【ZooKeeper】Curator 简单介绍以及连接zookeeper 重连策略的简单使用

Curator简单介绍

Curator是Netflix公司开源的一套zookeeper客户端框架,解决了很多Zookeeper客户端非常底层的细节开发工作,包括连接重连、反复注册Watcher和NodeExistsException异常等等,现在是Apache的开源项目。
Curator封装了很多功能(分布式锁、leader选举、分布式队列、共享计数器等等),更加简单易用。

Curator对比zookeeper原生API

  • 原生API的超时重连,需要手动操作,而Curator封装了很多重连策略,自动重连
  • 原生API不支持递归创建节点,Curator可以递归创建节点
  • 是对原生API的进一步封装,功能更多,更容易使用
  • Curator 是Fluent的API风格

Fluent风格API是一种面向对象的 API,其设计广泛依赖于方法链。它的目标是通过创建领域特定语言(DSL),来提高代码的易读性。该术语由Eric Evans和Martin Fowler于 2005 年创造

Curator提供的组件:

(马虎翻译,哈哈哈哈,大家凑合下)

GroupID/Org ArtifactID/Name Description
org.apache.curator curator-recipes 所有的 recipes. 依赖于client 和framework。

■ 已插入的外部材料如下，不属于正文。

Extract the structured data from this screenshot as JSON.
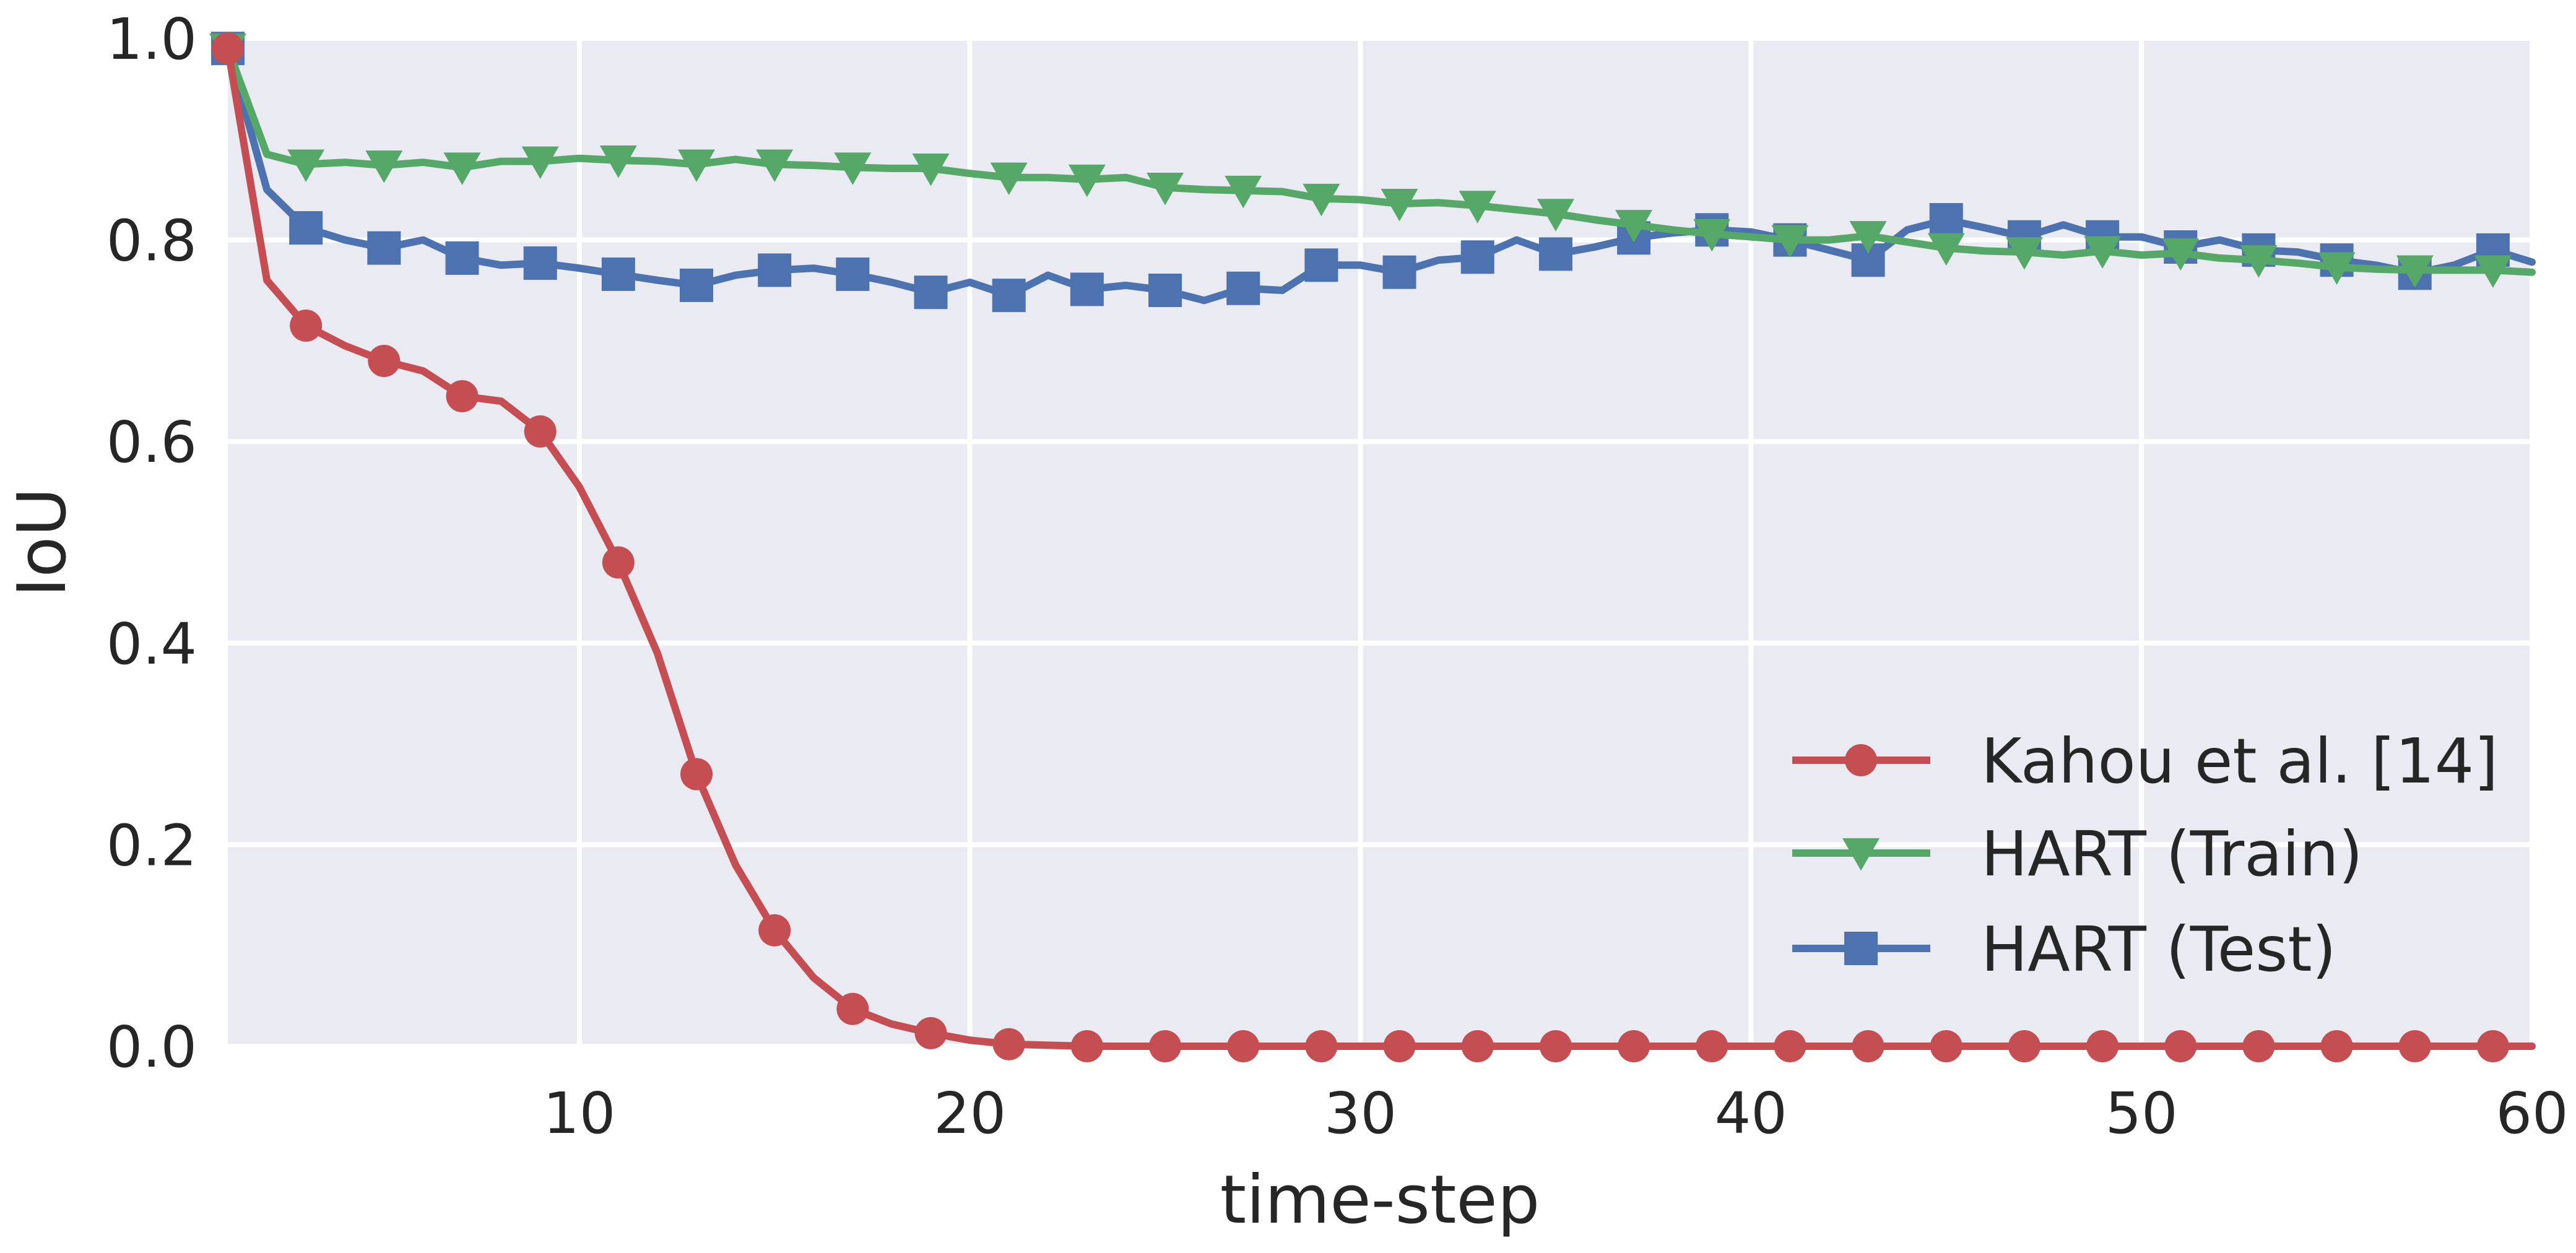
{
  "chart_data": {
    "type": "line",
    "xlabel": "time-step",
    "ylabel": "IoU",
    "xlim": [
      1,
      60
    ],
    "ylim": [
      0.0,
      1.0
    ],
    "x_ticks": [
      "10",
      "20",
      "30",
      "40",
      "50",
      "60"
    ],
    "y_ticks": [
      "0.0",
      "0.2",
      "0.4",
      "0.6",
      "0.8",
      "1.0"
    ],
    "grid": true,
    "legend_position": "lower-right",
    "background": "#EAEAF2",
    "series": [
      {
        "name": "Kahou et al. [14]",
        "color": "#C44E52",
        "marker": "circle",
        "x": [
          1,
          2,
          3,
          4,
          5,
          6,
          7,
          8,
          9,
          10,
          11,
          12,
          13,
          14,
          15,
          16,
          17,
          18,
          19,
          20,
          21,
          22,
          23,
          24,
          25,
          26,
          27,
          28,
          29,
          30,
          31,
          32,
          33,
          34,
          35,
          36,
          37,
          38,
          39,
          40,
          41,
          42,
          43,
          44,
          45,
          46,
          47,
          48,
          49,
          50,
          51,
          52,
          53,
          54,
          55,
          56,
          57,
          58,
          59,
          60
        ],
        "y": [
          0.99,
          0.76,
          0.715,
          0.695,
          0.68,
          0.67,
          0.645,
          0.64,
          0.61,
          0.555,
          0.48,
          0.39,
          0.27,
          0.18,
          0.115,
          0.068,
          0.037,
          0.022,
          0.013,
          0.006,
          0.002,
          0.001,
          0,
          0,
          0,
          0,
          0,
          0,
          0,
          0,
          0,
          0,
          0,
          0,
          0,
          0,
          0,
          0,
          0,
          0,
          0,
          0,
          0,
          0,
          0,
          0,
          0,
          0,
          0,
          0,
          0,
          0,
          0,
          0,
          0,
          0,
          0,
          0,
          0,
          0
        ]
      },
      {
        "name": "HART (Train)",
        "color": "#55A868",
        "marker": "triangle-down",
        "x": [
          1,
          2,
          3,
          4,
          5,
          6,
          7,
          8,
          9,
          10,
          11,
          12,
          13,
          14,
          15,
          16,
          17,
          18,
          19,
          20,
          21,
          22,
          23,
          24,
          25,
          26,
          27,
          28,
          29,
          30,
          31,
          32,
          33,
          34,
          35,
          36,
          37,
          38,
          39,
          40,
          41,
          42,
          43,
          44,
          45,
          46,
          47,
          48,
          49,
          50,
          51,
          52,
          53,
          54,
          55,
          56,
          57,
          58,
          59,
          60
        ],
        "y": [
          0.99,
          0.885,
          0.875,
          0.877,
          0.874,
          0.877,
          0.872,
          0.878,
          0.878,
          0.881,
          0.879,
          0.878,
          0.875,
          0.88,
          0.875,
          0.874,
          0.872,
          0.871,
          0.871,
          0.866,
          0.862,
          0.862,
          0.86,
          0.862,
          0.852,
          0.85,
          0.849,
          0.848,
          0.841,
          0.84,
          0.836,
          0.837,
          0.834,
          0.83,
          0.826,
          0.82,
          0.815,
          0.81,
          0.806,
          0.803,
          0.8,
          0.8,
          0.804,
          0.798,
          0.792,
          0.789,
          0.788,
          0.785,
          0.789,
          0.785,
          0.787,
          0.782,
          0.78,
          0.777,
          0.773,
          0.771,
          0.77,
          0.77,
          0.77,
          0.768
        ]
      },
      {
        "name": "HART (Test)",
        "color": "#4C72B0",
        "marker": "square",
        "x": [
          1,
          2,
          3,
          4,
          5,
          6,
          7,
          8,
          9,
          10,
          11,
          12,
          13,
          14,
          15,
          16,
          17,
          18,
          19,
          20,
          21,
          22,
          23,
          24,
          25,
          26,
          27,
          28,
          29,
          30,
          31,
          32,
          33,
          34,
          35,
          36,
          37,
          38,
          39,
          40,
          41,
          42,
          43,
          44,
          45,
          46,
          47,
          48,
          49,
          50,
          51,
          52,
          53,
          54,
          55,
          56,
          57,
          58,
          59,
          60
        ],
        "y": [
          0.99,
          0.85,
          0.812,
          0.8,
          0.792,
          0.8,
          0.782,
          0.775,
          0.777,
          0.772,
          0.766,
          0.76,
          0.755,
          0.765,
          0.77,
          0.772,
          0.766,
          0.758,
          0.748,
          0.758,
          0.745,
          0.765,
          0.751,
          0.755,
          0.75,
          0.74,
          0.752,
          0.75,
          0.775,
          0.775,
          0.768,
          0.78,
          0.783,
          0.8,
          0.786,
          0.793,
          0.802,
          0.807,
          0.81,
          0.808,
          0.8,
          0.79,
          0.78,
          0.81,
          0.82,
          0.812,
          0.803,
          0.815,
          0.803,
          0.803,
          0.793,
          0.8,
          0.79,
          0.788,
          0.78,
          0.775,
          0.767,
          0.775,
          0.79,
          0.778
        ]
      }
    ]
  }
}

Maven会自动拉取这些依赖项
org.apache.curator curator-async Asynchronous DSL with O/R modeling, migrations 和许多其他特性.
org.apache.curator curator-framework Curator 的高级API, 建立在 client组件之上
org.apache.curator curator-client Curator Client - 替换 ZooKeeper 的原生ZooKeeper类(在原生客户端中使用此类可对zookeeper server进行一系列操作)
org.apache.curator curator-test 包含TestingServer, TestingCluster 和一些其他的测试工具
org.apache.curator curator-examples 各种curator 特性的示例用法。
org.apache.curator curator-x-discovery curator上的服务发现的实现。
org.apache.curator curator-x-discovery-server 可以与curator discovery一起使用的RESTful服务器。

POM文件引入依赖

直接引入curator,好像仓库里面找不到,直接引入这个就可以使用很多东西了

 <dependency>
     <groupId>org.apache.curator</groupId>
     <artifactId>curator-recipes</artifactId>
     <version>5.2.0</version>
 </dependency>

在我手动从官网下载的apache-curator-5.2.0 包中,他的pom.xml文件有如下代码,但是我部署的zookeeper服务是3.7.0的(最新版),可能curator还没适配好3.7.0的zookeeper,原生的zookeeper API已经到了3.7.0。我这里先使用curator-5.2.0做尝试。

<zookeeper-version>3.6.3</zookeeper-version>

RetryPolicy相关(重试连接)

在zookeeper 原生Java API 中,客户端与服务端的连接是没有提供连接重试机制的。如果客户端需要重连,就只能将上一次连接的Session ID与Session Password发送给服务端进行重连。而Curator框架提供了客户端与服务端的连接重试机制。

重试机制主要定义在RetryPolicy里面。
RetryPolicy接口的关系图如下图所示:
【ZooKeeper】Curator 简单介绍以及连接zookeeper 重连策略的简单使用_第1张图片
RetryPolicy接口是重试策略的抽象接口,allowRetry方法用来判断是否允许重试。

//重试策略的接口
public interface RetryPolicy
{
    /**
     * 当操作由于某种原因失败时调用,此方法应返回true以进行另一次尝试
     * retryCount – 到目前为止重试的次数(第一次为0)
     * elapsedTimeMs – 自尝试操作以来经过的时间(以毫秒为单位)
     * sleeper – 使用它来睡眠,不要调用Thread.sleep
     */
    boolean allowRetry(int retryCount, long elapsedTimeMs, RetrySleeper sleeper);

    /**
     *  
     * 当操作因特定异常而失败时调用,此方法应返回true以进行另一次尝试
     */
    default boolean allowRetry(Throwable exception)
    {
        if ( exception instanceof KeeperException)
        {
            final int rc = ((KeeperException) exception).code().intValue();
            return (rc == KeeperException.Code.CONNECTIONLOSS.intValue()) ||
                    (rc == KeeperException.Code.OPERATIONTIMEOUT.intValue()) ||
                    (rc == KeeperException.Code.SESSIONMOVED.intValue()) ||
                    (rc == KeeperException.Code.SESSIONEXPIRED.intValue());
        }
        return false;
    }
}

SleepingRetry抽象类

(实现了RetryPolicy接口,除开RetryForever和SessionFailedRetryPolicy是另外实现的RetryPolicy接口,其他的重试类都是继承的此类)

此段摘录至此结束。